Dès cette rentrée, plusieurs initiatives offriront de nouvelles opportunités de mobilité internationale aux élèves et aux étudiants de l’enseignement agricole, pendant ou après leur parcours de formation :

  • Erasmus + : les possibilités de mobilité à l’intérieur de l’Europe progressent, notamment pour les étudiants inscrits en BTSA, grâce à l’obtention par les établissements de la charte Erasmus + (plus du tiers des établissements accueillant des BTSA y adhèrent aujourd’hui) et au développement de projets collectifs interétablissements de mobilité ;
  • Bourse mobilité: les élèves préparant un baccalauréat technologique, professionnel ou un BTSA qui souhaitent effectuer une mobilité d'au moins 28 jours peuvent bénéficier d'une bourse modulable d'un montant pouvant aller jusqu'à 1000 euros. Désormais cette aide est versée avant le stage ou au tout début du stage sur justificatif attestant de la préparation effective de la mobilité ;
  • ARFAGRI : ce programme, dans le cadre d’accords interuniversitaires, permet aux étudiants en agronomie et médecine vétérinaire de réaliser un ou deux semestres de leur formation dans une université argentine. De même, des étudiants argentins seront accueillis dans les établissements français. Ce programme est complémentaire de celui qui existe avec le Brésil (BRAFAGRI / Sciences sans frontière) et qui permet chaque année à une centaine d’étudiants français et brésiliens d’aller étudier de l’autre côté de l’Atlantique ;
  • De nouvelles opportunités au Québec : l’accord de reconnaissance mutuelle (ARM) avec l’ordre des technologues québécois a été élargi à de nouvelles filières (11 options de BTSA sont désormais concernées), ouvrant la possibilité pour les détenteurs du BTSA de s’inscrire à l’ordre des technologues professionnels pour exercer au Québec. Par ailleurs les étudiants de BTSA ont également, dans le cadre d’accords interétablissements, la possibilité d’obtenir en plus de leur diplôme français le DEC technique (diplôme d’études collégiales techniques) en complétant leur formation en France par des modules complémentaires dispensés à distance ou en présentiel au Québec.
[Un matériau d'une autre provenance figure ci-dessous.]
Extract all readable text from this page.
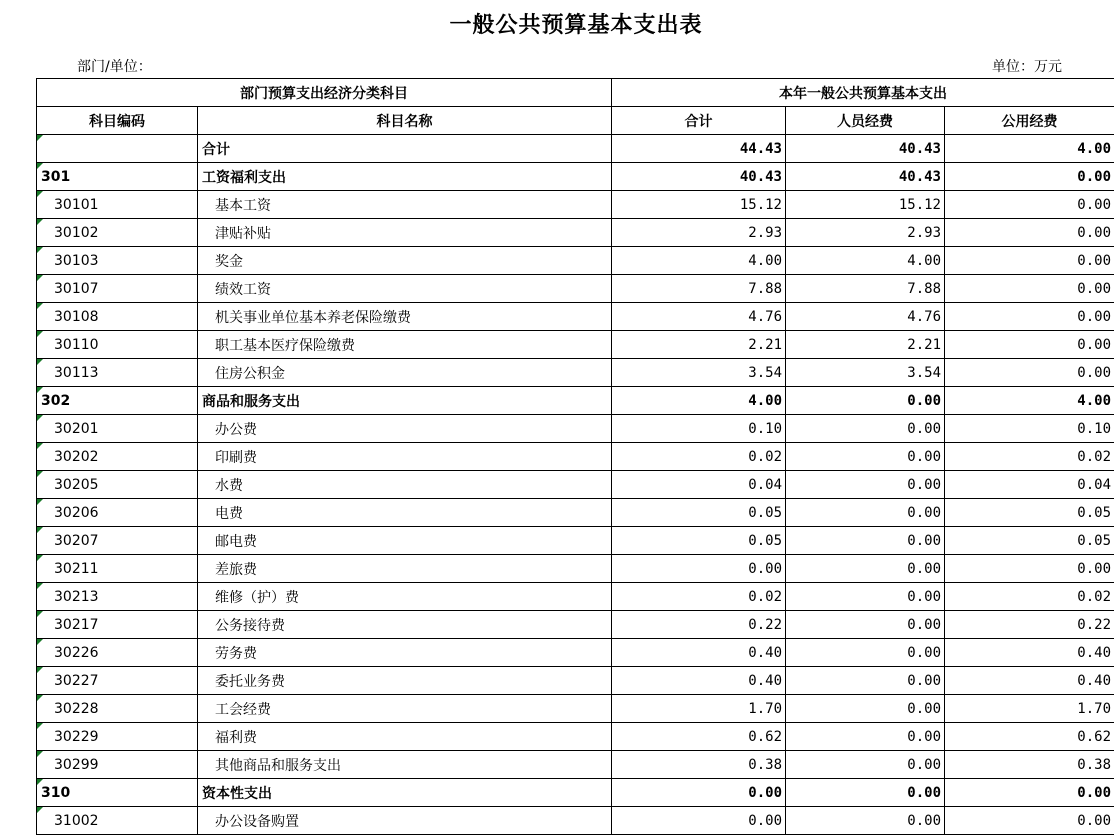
一般公共预算基本支出表
部门/单位：	单位：万元
部门预算支出经济分类科目		本年一般公共预算基本支出		
科目编码	科目名称	合计	人员经费	公用经费
	合计	44.43	40.43	4.00
301	工资福利支出	40.43	40.43	0.00
30101	基本工资	15.12	15.12	0.00
30102	津贴补贴	2.93	2.93	0.00
30103	奖金	4.00	4.00	0.00
30107	绩效工资	7.88	7.88	0.00
30108	机关事业单位基本养老保险缴费	4.76	4.76	0.00
30110	职工基本医疗保险缴费	2.21	2.21	0.00
30113	住房公积金	3.54	3.54	0.00
302	商品和服务支出	4.00	0.00	4.00
30201	办公费	0.10	0.00	0.10
30202	印刷费	0.02	0.00	0.02
30205	水费	0.04	0.00	0.04
30206	电费	0.05	0.00	0.05
30207	邮电费	0.05	0.00	0.05
30211	差旅费	0.00	0.00	0.00
30213	维修（护）费	0.02	0.00	0.02
30217	公务接待费	0.22	0.00	0.22
30226	劳务费	0.40	0.00	0.40
30227	委托业务费	0.40	0.00	0.40
30228	工会经费	1.70	0.00	1.70
30229	福利费	0.62	0.00	0.62
30299	其他商品和服务支出	0.38	0.00	0.38
310	资本性支出	0.00	0.00	0.00
31002	办公设备购置	0.00	0.00	0.00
Enfin la loi d’avenir pour l’agriculture, l’alimentation et la forêt du 13 octobre 2014 prévoit que les établissements d’enseignement agricole doivent désormais insérer dans leur projet d’établissement un volet consacré à l’ouverture internationale. Cette ouverture doit constituer un élément structurant du projet global des établissements.